The government’s long-awaited Integrated Review of foreign, defence, development, and security policy – “Global Britain in a Competitive Age” – will be published on Tuesday at noon. It has been more than a year in the making and will be one of the most significant declarations of intent made by Boris Johnson’s government.
It will be structured around four strategic objectives. The first will be a focus on science and technology. I am told that this is the thread that runs through all of the government’s thinking on Britain’s future role in the world. (Incidentally, it is an aim that Dominic Cummings, among others, first outlined for the UK in 2014. Cummings worked closely on the review when in government.)
What will that mean? The report will highlight Britain’s power to lead the world technologically on various fronts; half of the world’s genome sequencing is done from the UK, for instance, which has helped the country lead the detection of new Covid-19 variants. Where Britain cannot lead – as in a sector like telecommunications, where Britain was previously set to rely on China’s Huawei to roll out its 5G network – the report will talk of Britain “co-creating” technology with others.
This focus on science and technology will mean greater investments in cyber and space, two domains that will fight for funding inside the Ministry of Defence alongside the traditional three of land, sea and air. (The size of the army is expected to be cut by 10,000 over the course of the parliament.)
The report’s second strategic objective will be for Britain to play a “shaping” role on the international stage. No 10 has decided that descriptions of Britain as a “global broker” are too egotistical to use. Johnson’s government privately recognises that the UK is a middle power – though the phrase will not be used in the report – and its role is to help shape the open international order of the future.
The openness of that international order will be a key proposition. Those inside Downing Street describe openness as both the major opportunity and the major risk that Britain is “punting” on over the next decade. No 10 believes the world’s barriers to trade will be reduced over time. Those behind the report see no great tension between that faith in frictionless trade and the economic pain of Brexit. They describe the EU as a large regulatory bloc prone to protectionism, and instead point to Australia and Japan as countries for Britain to emulate on trade.
Those two countries are both powers in the Indo-Pacific: a region that the report, as has been widely trailed, will call for Britain to tilt towards, as the US has done in recent years. Downing Street believes that the UK has been notably slow to focus on the region, with France and Germany having long outlined their strategies in the area. I am told that any analysis that No 10 ran suggested that the area would grow in importance over the next decade.
Some analysts have questioned the move, and the role Britain can play in the region, given it is both relatively under-powered and geographically distant. But those inside government think it would be odd to leave the EU only in order to submit to geographical determinism. As Japan’s ambassador to the UK told the Foreign Affairs select committee last year, “The UK is not in the region, but the world today is not divided by regions.”
The report will also make the case that while Britain may have left the EU, it has not “left Europe”. Insiders point out that Britain will be the largest defence spender in western Europe. The UK will retain its nuclear deterrent and categorically reaffirm its commitment to Nato. The question of the UK’s future role with the EU will, I understand, be left somewhat ambiguous, in an attempt to avoid the toxic debates of Leave vs Remain, and to leave open the possibility of various future relationships.
The third strategic objective noted in the report will be the broader modernisation of the UK’s defence forces. A major increase in spending – £24bn over four years, on an annual budget of just over £40bn, already announced late last year – is no minor achievement, suggest those in No 10.
As part of this, the report will emphasise the importance of strengthening Britain’s military-industrial base. There will be a shift in defence procurement away from prioritising the cheapest bid, if the lowest offer means production happens outside the UK. More detail will be offered on this shift in process next week, with a Defence Command Paper due on 22 March and a Defence Industrial Strategy set for the following day.
As for the report’s style, it will steer clear of “boosterism”, with little discussion of Britain as being invariably “world class”, as Johnson regularly and futilely described his government last year. The report, which will be sober in tone, will also distinguish between the threat the UK faces from Russia and China.
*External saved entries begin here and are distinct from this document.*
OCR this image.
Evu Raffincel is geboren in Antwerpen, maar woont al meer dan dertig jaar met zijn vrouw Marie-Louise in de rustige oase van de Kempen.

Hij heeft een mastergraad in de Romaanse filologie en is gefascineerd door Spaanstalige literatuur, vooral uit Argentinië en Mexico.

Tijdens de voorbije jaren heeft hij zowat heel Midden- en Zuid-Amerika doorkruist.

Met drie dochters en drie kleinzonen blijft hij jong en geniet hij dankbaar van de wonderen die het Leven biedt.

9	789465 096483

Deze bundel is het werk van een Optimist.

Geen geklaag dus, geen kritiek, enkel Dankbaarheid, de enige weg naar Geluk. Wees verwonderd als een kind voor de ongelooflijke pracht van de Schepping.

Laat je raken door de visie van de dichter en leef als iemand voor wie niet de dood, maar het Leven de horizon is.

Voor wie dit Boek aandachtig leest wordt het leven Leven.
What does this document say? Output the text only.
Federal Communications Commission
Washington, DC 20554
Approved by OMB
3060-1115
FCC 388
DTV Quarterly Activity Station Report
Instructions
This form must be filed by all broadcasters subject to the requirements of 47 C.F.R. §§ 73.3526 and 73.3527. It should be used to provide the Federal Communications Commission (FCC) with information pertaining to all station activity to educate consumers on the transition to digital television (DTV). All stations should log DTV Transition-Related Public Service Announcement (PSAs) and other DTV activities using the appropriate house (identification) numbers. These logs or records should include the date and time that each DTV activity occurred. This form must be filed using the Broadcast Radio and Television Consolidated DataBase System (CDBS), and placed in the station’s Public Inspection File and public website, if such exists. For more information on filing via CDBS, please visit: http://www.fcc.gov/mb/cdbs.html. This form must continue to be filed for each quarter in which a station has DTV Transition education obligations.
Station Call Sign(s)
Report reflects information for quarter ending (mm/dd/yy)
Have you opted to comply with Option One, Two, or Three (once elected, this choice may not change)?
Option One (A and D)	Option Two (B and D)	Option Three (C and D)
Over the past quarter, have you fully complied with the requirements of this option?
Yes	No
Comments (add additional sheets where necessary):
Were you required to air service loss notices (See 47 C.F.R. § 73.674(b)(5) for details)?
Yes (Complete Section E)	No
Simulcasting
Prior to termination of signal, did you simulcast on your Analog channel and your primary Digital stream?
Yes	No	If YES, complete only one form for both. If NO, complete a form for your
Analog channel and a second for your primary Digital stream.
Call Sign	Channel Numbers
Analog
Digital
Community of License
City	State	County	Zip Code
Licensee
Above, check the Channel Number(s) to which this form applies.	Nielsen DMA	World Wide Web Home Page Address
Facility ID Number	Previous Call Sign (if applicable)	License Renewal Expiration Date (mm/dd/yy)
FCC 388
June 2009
The former – as has been reported – will be identified as the UK’s primary “state-based” threat. That is in contrast to China, where there will be a shift in language but not an overtly hawkish position, as some Conservative MPs would wish.
The fourth and final objective in the report will be resilience, both at home and abroad. As part of that, the government will identify the climate crisis as the UK’s leading international priority. The report will also describe the probability of a future pandemic affecting Britain in the next decade as highly likely. In doing so, the report will offer one of the first insights into what the government believes it has learnt from Covid-19.